Heparin in hospitalized COVID-19 patients

Spyropoulos and colleagues published randomized clinical trial on therapeutic-dose heparin in hospitalized COVID-19 patients where they concluded that the primary efficacy outcome was reduced in non-intensive care unit (ICU) patients, but not in ICU patients. In the intention-to-treat population, the authors reported a relative risk (RR) between the therapeutic dose and standard dose was 0.46 (95% confidence interval [CI] 0.27 - 0.81; p = 0.004) in the non-ICU stratum and 0.92 (95% CI 0.62 - 1.39; p = 0.71) in ICU stratum. Due to this difference in statistical significance, the authors concluded that the effect was only present in the non-ICU stratum.

Along with colleagues Arthur Albuquerque and Carolina Santolia, we felt the statistical analysis supporting this conclusion was questionable and therefore submitted a letter to the editor which was not accepted for publication as the editors were “unable to assign your letter a sufficient priority for publication in JAMA Internal Medicine”. Consequently in addition to submitting the letter to PubPeer, I have reproduced the letter in this post.

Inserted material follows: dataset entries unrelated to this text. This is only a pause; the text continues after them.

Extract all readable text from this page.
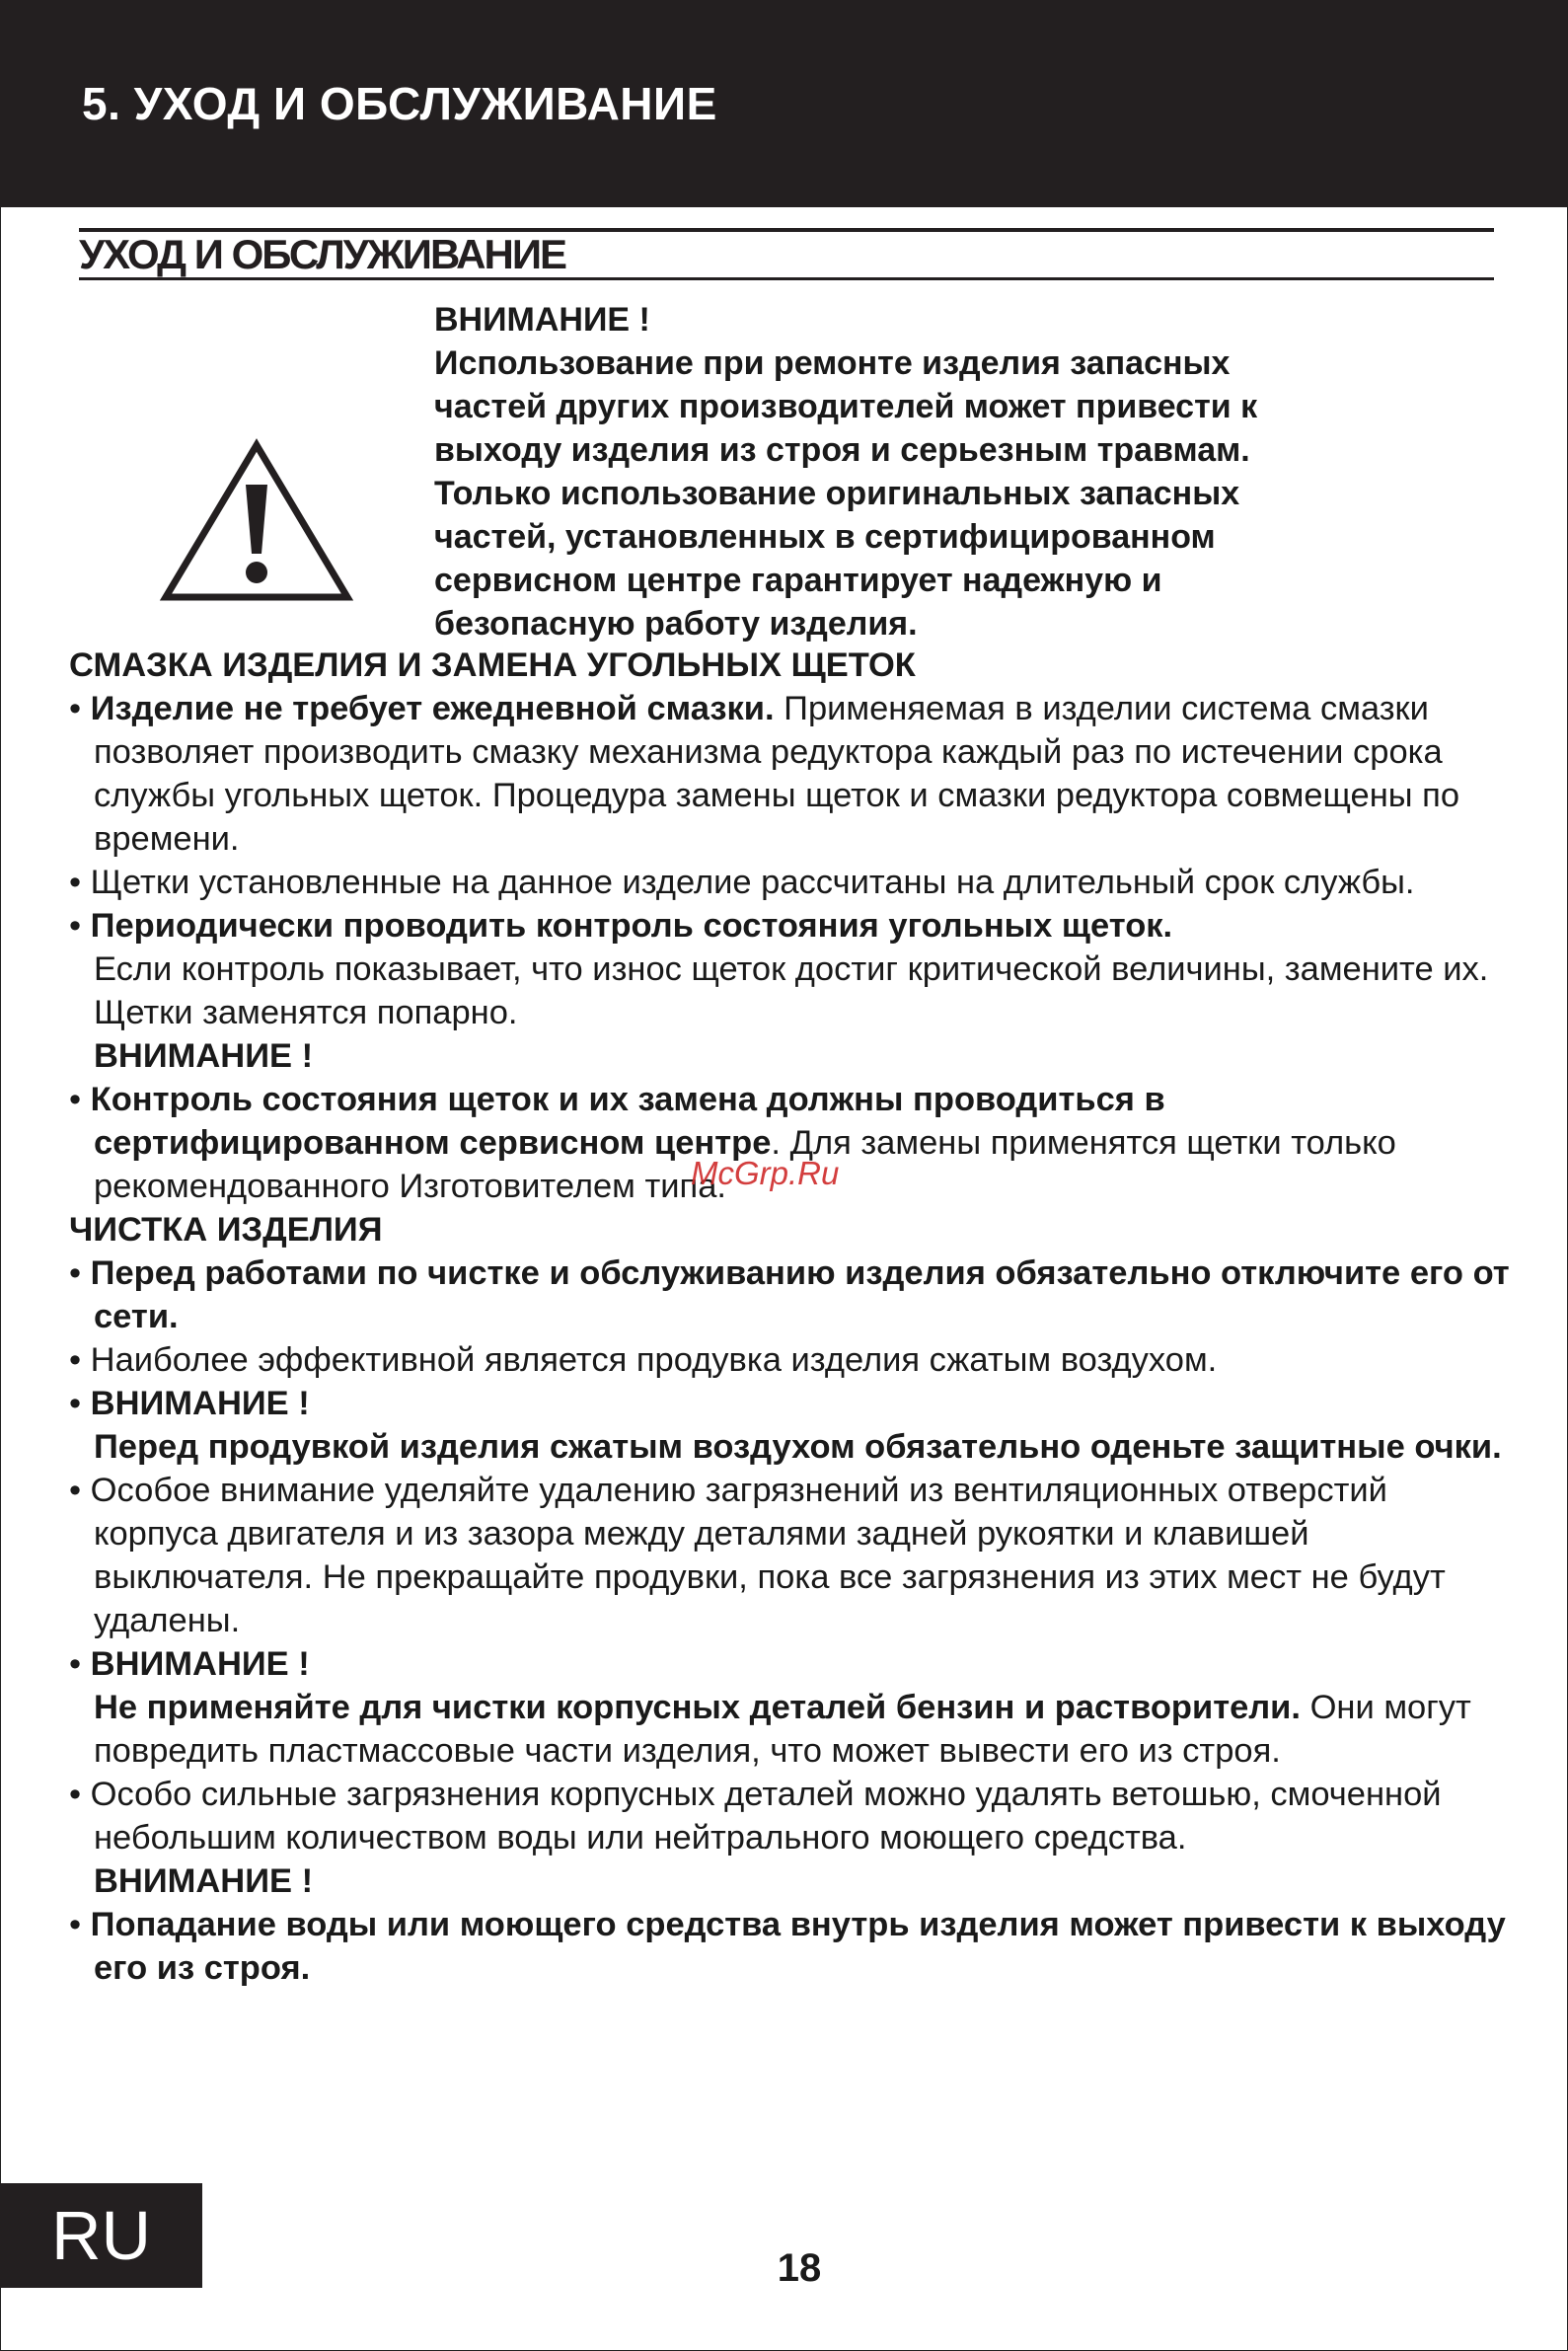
5. УХОД И ОБСЛУЖИВАНИЕ
УХОД И ОБСЛУЖИВАНИЕ
ВНИМАНИЕ !
Использование при ремонте изделия запасных
частей других производителей может привести к
выходу изделия из строя и серьезным травмам.
Только использование оригинальных запасных
частей, установленных в сертифицированном
сервисном центре гарантирует надежную и
безопасную работу изделия.

СМАЗКА ИЗДЕЛИЯ И ЗАМЕНА УГОЛЬНЫХ ЩЕТОК

• Изделие не требует ежедневной смазки. Применяемая в изделии система смазки позволяет производить смазку механизма редуктора каждый раз по истечении срока службы угольных щеток. Процедура замены щеток и смазки редуктора совмещены по времени.

• Щетки установленные на данное изделие рассчитаны на длительный срок службы.

• Периодически проводить контроль состояния угольных щеток.

Если контроль показывает, что износ щеток достиг критической величины, замените их. Щетки заменятся попарно.

ВНИМАНИЕ !

• Контроль состояния щеток и их замена должны проводиться в сертифицированном сервисном центре. Для замены применятся щетки только рекомендованного Изготовителем типа.

ЧИСТКА ИЗДЕЛИЯ

• Перед работами по чистке и обслуживанию изделия обязательно отключите его от сети.

• Наиболее эффективной является продувка изделия сжатым воздухом.

• ВНИМАНИЕ !

Перед продувкой изделия сжатым воздухом обязательно оденьте защитные очки.

• Особое внимание уделяйте удалению загрязнений из вентиляционных отверстий корпуса двигателя и из зазора между деталями задней рукоятки и клавишей выключателя. Не прекращайте продувки, пока все загрязнения из этих мест не будут удалены.

• ВНИМАНИЕ !

Не применяйте для чистки корпусных деталей бензин и растворители. Они могут повредить пластмассовые части изделия, что может вывести его из строя.

• Особо сильные загрязнения корпусных деталей можно удалять ветошью, смоченной небольшим количеством воды или нейтрального моющего средства.

ВНИМАНИЕ !

• Попадание воды или моющего средства внутрь изделия может привести к выходу его из строя.

McGrp.Ru
RU	18
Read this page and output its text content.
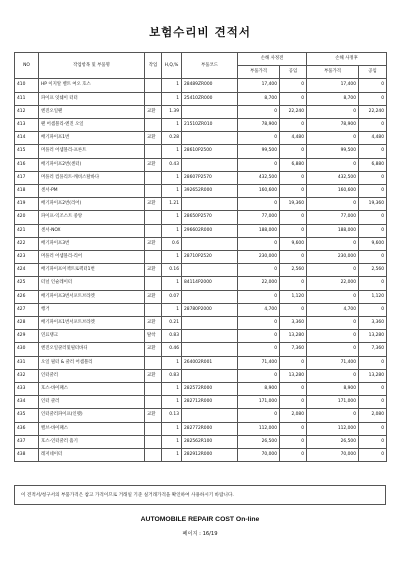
보험수리비 견적서
NO	작업항목 및 부품명	작업	H,Q,%	부품코드	손해 사정전		손해 사정후	
					부품가격	공임	부품가격	공임
410	HP 이지알 벨트 여오 호스		1	28489ZR000	17,400	0	17,400	0
411	파이프 잇쉐이 터터		1	25410ZR000	8,700	0	8,700	0
412	엔진오일팬	교환	1.39		0	22,240	0	22,240
413	팬 어셈블리-엔진 오일		1	21510ZR010	78,900	0	78,900	0
414	배기파이프1번	교환	0.28		0	4,480	0	4,480
415	머플러 어셈블리-프론트		1	28610P2500	99,500	0	99,500	0
416	배기파이프2번(센터)	교환	0.43		0	6,880	0	6,880
417	머플러 컴플리트-캐비스탈바다		1	28607P2570	432,500	0	432,500	0
418	센서-PM		1	392652R000	160,600	0	160,600	0
419	배기파이프2번(리어)	교환	1.21		0	19,360	0	19,360
420	파이프-익조스트 중앙		1	28650P2570	77,000	0	77,000	0
421	센서-NOX		1	296602R000	188,000	0	188,000	0
422	배기파이프3번	교환	0.6		0	9,600	0	9,600
423	머플러 어셈블리-리어		1	28710P2520	230,000	0	230,000	0
424	배기파이프이젝트로펙터1번	교환	0.16		0	2,560	0	2,560
425	터널 인슐레이터		1	84114P2000	22,000	0	22,000	0
426	배기파이프3번서포트브라켓	교환	0.07		0	1,120	0	1,120
427	행거		1	28780P2000	4,700	0	4,700	0
428	배기파이프1번서포트브라켓	교환	0.21		0	3,360	0	3,360
429	연료탱크	탈착	0.83		0	13,280	0	13,280
430	엔진오일쿨러및필터바디	교환	0.46		0	7,360	0	7,360
431	오일 필터 & 쿨러 어셈블리		1	264002R001	71,400	0	71,400	0
432	인터쿨러	교환	0.83		0	13,280	0	13,280
433	호스-바이패스		1	282572R000	8,900	0	8,900	0
434	인터 쿨러		1	282712R000	171,000	0	171,000	0
435	인터쿨러파이프(인렛)	교환	0.13		0	2,080	0	2,080
436	밸브-바이패스		1	282772R000	112,000	0	112,000	0
437	호스-인터쿨러 흡기		1	282562R100	26,500	0	26,500	0
438	레저네이터		1	282912R000	70,000	0	70,000	0
이 견적서/청구서의 부품가격은 참고 가격이므로 거래일 기준 실거래가격을 확인하여 사용하시기 바랍니다.
AUTOMOBILE REPAIR COST On-line
페이지 : 16/19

As noted by Altman and Bland, statistical analysis should be targeted to the clinical question: is the effect of therapeutic-dose heparin different between ICU and non-ICU patients? To answer this question, one should directly compare the efficacy of therapeutic-dose heparin between non-ICU and ICU patients using am interaction test, which was not performed in this study. Thus, the authors cannot conclude that the treatment effect differed between these subgroups based on their simple comparison of statistically significant and statistically insignificant p values. We applied the appropriate interaction analysis and found a ratio of relative risks equal to 0.5 [95% CI 0.25, 0.99; p = 0.046] between non-ICU and ICU patients.

Beyond applying the proper statistical test, it must also be properly interpreted. If complete equipoise existed in the null hypothesis of no therapeutic difference between the different hospital populations before this study, then after observing this data there remains a 13% probability that the null hypothesis is true. Of course, if there existed a stronger prior belief in the null hypothesis, then the posterior belief in the null hypothesis of no difference would be even greater than 13%, despite the interaction p value < 0.05.

Highly uncertain times, such as the COVID-19 pandemics, require rapid evidence to aid clinicians in making decisions at the bedside and reliable subgroup analyses are of obvious importance in enhancing personalized clinical decision-making. However, this requires both the appropriate statistical analysis and its proper interpretation.